Locke was of course, pre-Romantic; knowledge as personal encounter was not considered. Thus faith was, for Locke, an intellectual assent to propositions our reason could not arrive at. Locke with his alarming tendency to paraphrase Scripture, saw Scriptural support for natural theology providing a certain amount of what can be known about God from Romans 1:17 (‘for God’s righteous character has been revealed’). However, ‘Locke’s insistence on the place of revelation … which places him at a distance from all who contended that Christianity was simply a republication of the religion of nature’ (p. 207); especially in ethics—the gospel, not Natural, Law was looked to.
Sell has a tendency to overplay Locke’s Calvinist inheritance; there is perhaps a lapsed Calvinism as there was in Grotius (and there would be markedly in Hume). The fact that we are born like blank sheets meant for Locke that we are not represented by Adam in the sense that what he did fixes our destiny (there was a dislike of believing in such a thing as ‘human substance’ anyway); Locke softened the consequences of the noetic fall—Romans 1:28 read as ‘given over to an unsearching and unjudicious (not ‘reprobate’) mind’; education is heavily relied on as a panacea, to the extent that Sell concludes that Locke was ignorant of the role of the Holy Spirit. The problem lies not in our reason or will but in our appetites (our reason should overwhelm our appetites when it is given the chance to consider whether a certain course of action will be reckoned punishable or meritorious at the Last Judgement). One can draw the Trinity from the Bible (Locke not wholly Arian) but it is not explicitly there (not wholly orthodox).
Perhaps Locke is best known for his belief in toleration of belief and worship unless there was harm such as treason lurking behind these: ‘in view of the limitations of human knowledge and the consequent impossibility of attaining absolute certainty, the toleration of differing views is right and necessary’ (quoted, p. 154). It is however the buzz-words like toleration and a minimal account of Christian belief (‘Jesus is the Messiah’) which encouraged the likes of Toland and Tindal who went further down the slippery slope of ‘rational, non-mysterious religion’ in the generation following Locke’s death. For evangelicals in an age of pluralism these are issues worth pondering and debating.

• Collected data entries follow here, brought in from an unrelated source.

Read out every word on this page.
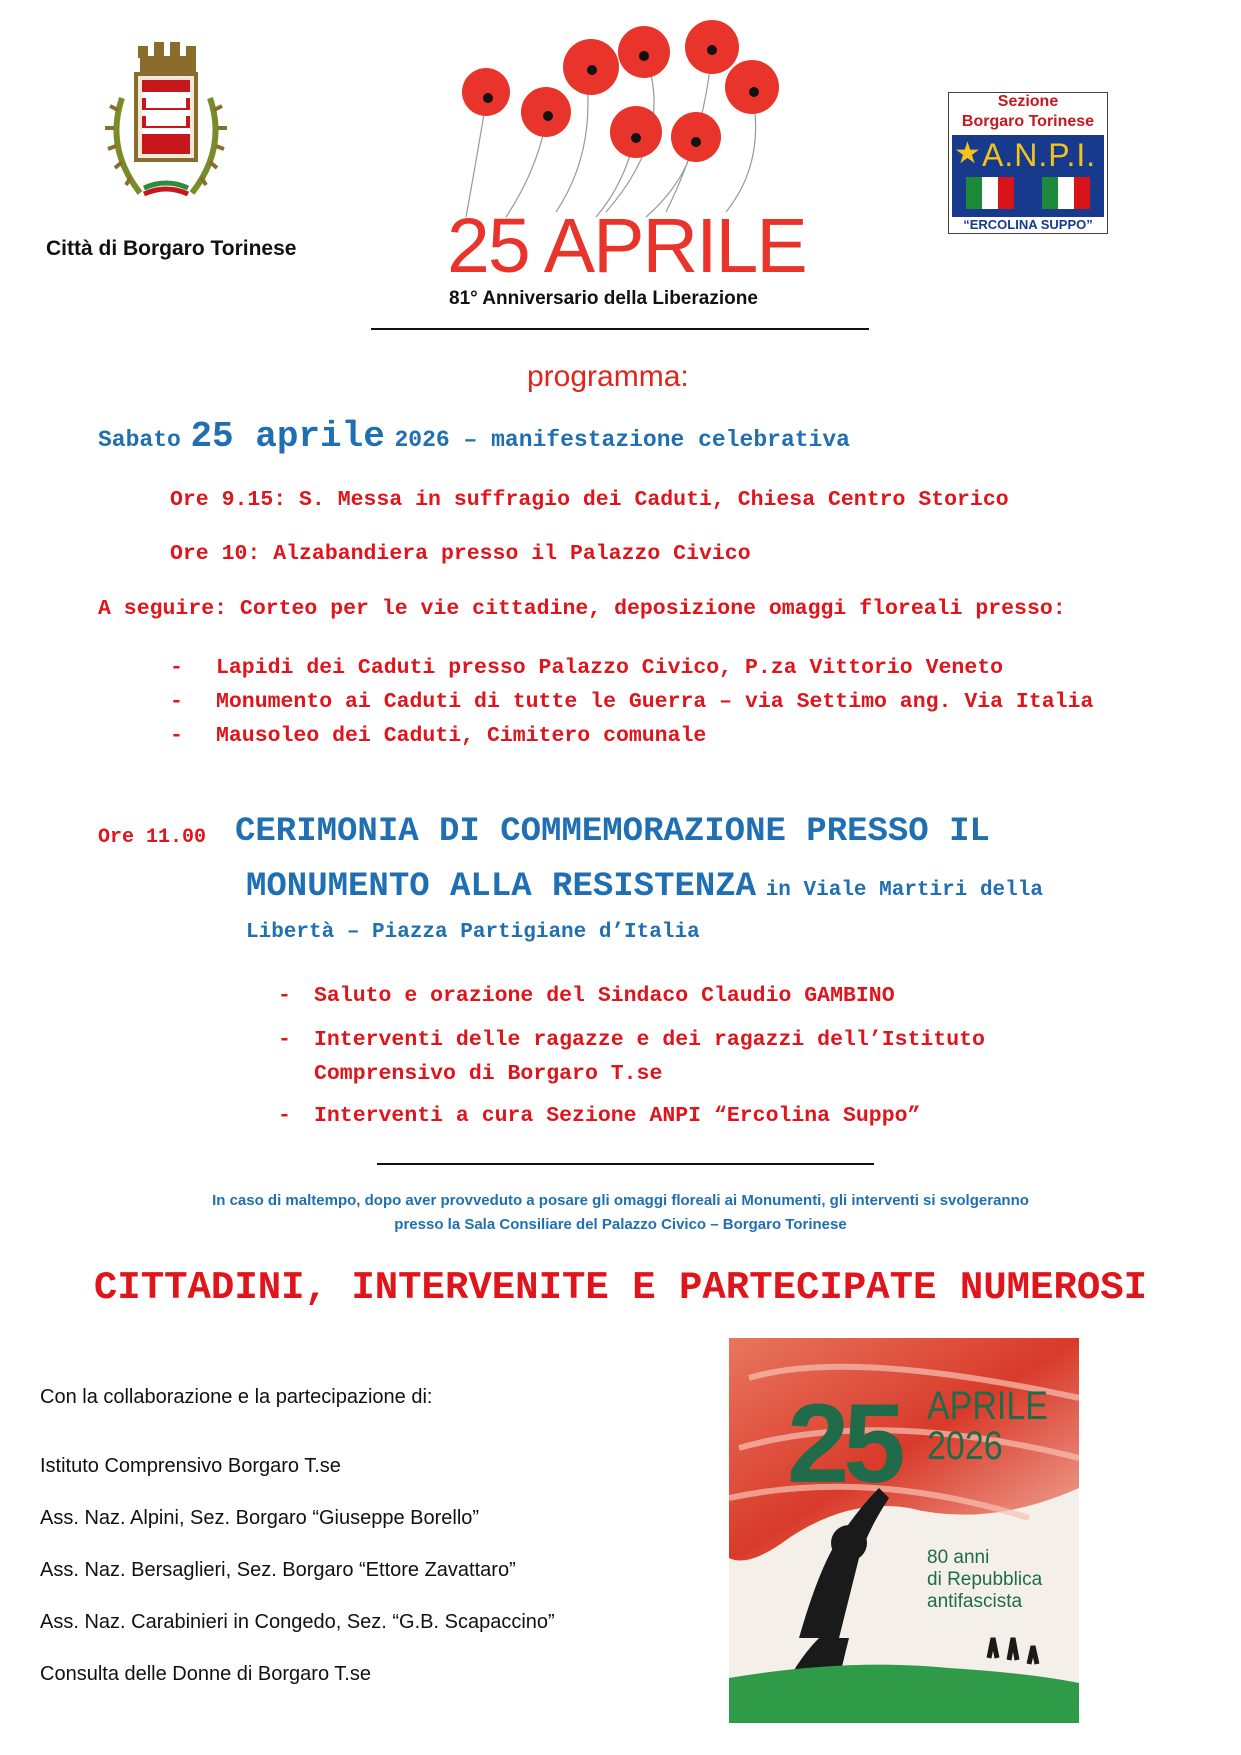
Città di Borgaro Torinese 25 APRILE
81° Anniversario della Liberazione
Sezione
Borgaro Torinese
★ A.N.P.I.
“ERCOLINA SUPPO”
programma:
Sabato 25 aprile 2026 – manifestazione celebrativa
Ore 9.15: S. Messa in suffragio dei Caduti, Chiesa Centro Storico
Ore 10: Alzabandiera presso il Palazzo Civico
A seguire: Corteo per le vie cittadine, deposizione omaggi floreali presso:
- Lapidi dei Caduti presso Palazzo Civico, P.za Vittorio Veneto
- Monumento ai Caduti di tutte le Guerra – via Settimo ang. Via Italia
- Mausoleo dei Caduti, Cimitero comunale
Ore 11.00 CERIMONIA DI COMMEMORAZIONE PRESSO IL
MONUMENTO ALLA RESISTENZA in Viale Martiri della
Libertà – Piazza Partigiane d’Italia
- Saluto e orazione del Sindaco Claudio GAMBINO
- Interventi delle ragazze e dei ragazzi dell’Istituto
Comprensivo di Borgaro T.se
- Interventi a cura Sezione ANPI “Ercolina Suppo”
In caso di maltempo, dopo aver provveduto a posare gli omaggi floreali ai Monumenti, gli interventi si svolgeranno
presso la Sala Consiliare del Palazzo Civico – Borgaro Torinese
CITTADINI, INTERVENITE E PARTECIPATE NUMEROSI
Con la collaborazione e la partecipazione di:
Istituto Comprensivo Borgaro T.se
Ass. Naz. Alpini, Sez. Borgaro “Giuseppe Borello”
Ass. Naz. Bersaglieri, Sez. Borgaro “Ettore Zavattaro”
Ass. Naz. Carabinieri in Congedo, Sez. “G.B. Scapaccino”
Consulta delle Donne di Borgaro T.se
25 APRILE
2026
80 anni
di Repubblica
antifascista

To be a little critical, there is not as much interaction with the morass of Locke scholarship as one might have hoped. This can be excused of course:—it is a book about the reception of Locke (e.g. Stillingfleet in his own time, Edwards afterwards), not about Locke himself. Yet one senses a lack of depth; there are too many characters adduced as indebted to Locke for any one of them to be treated in any detailed way. Nor is there very much on how Locke is relevant for the questions and theologies of today: perhaps that is to come in Sell’s next book, although some attempt is made here. One would do better to look at Woltertstorff’s John Locke and the Ethics of Belief, or even at the early part of Stephen Williams’ Reason and Reconciliation: a window on modernity.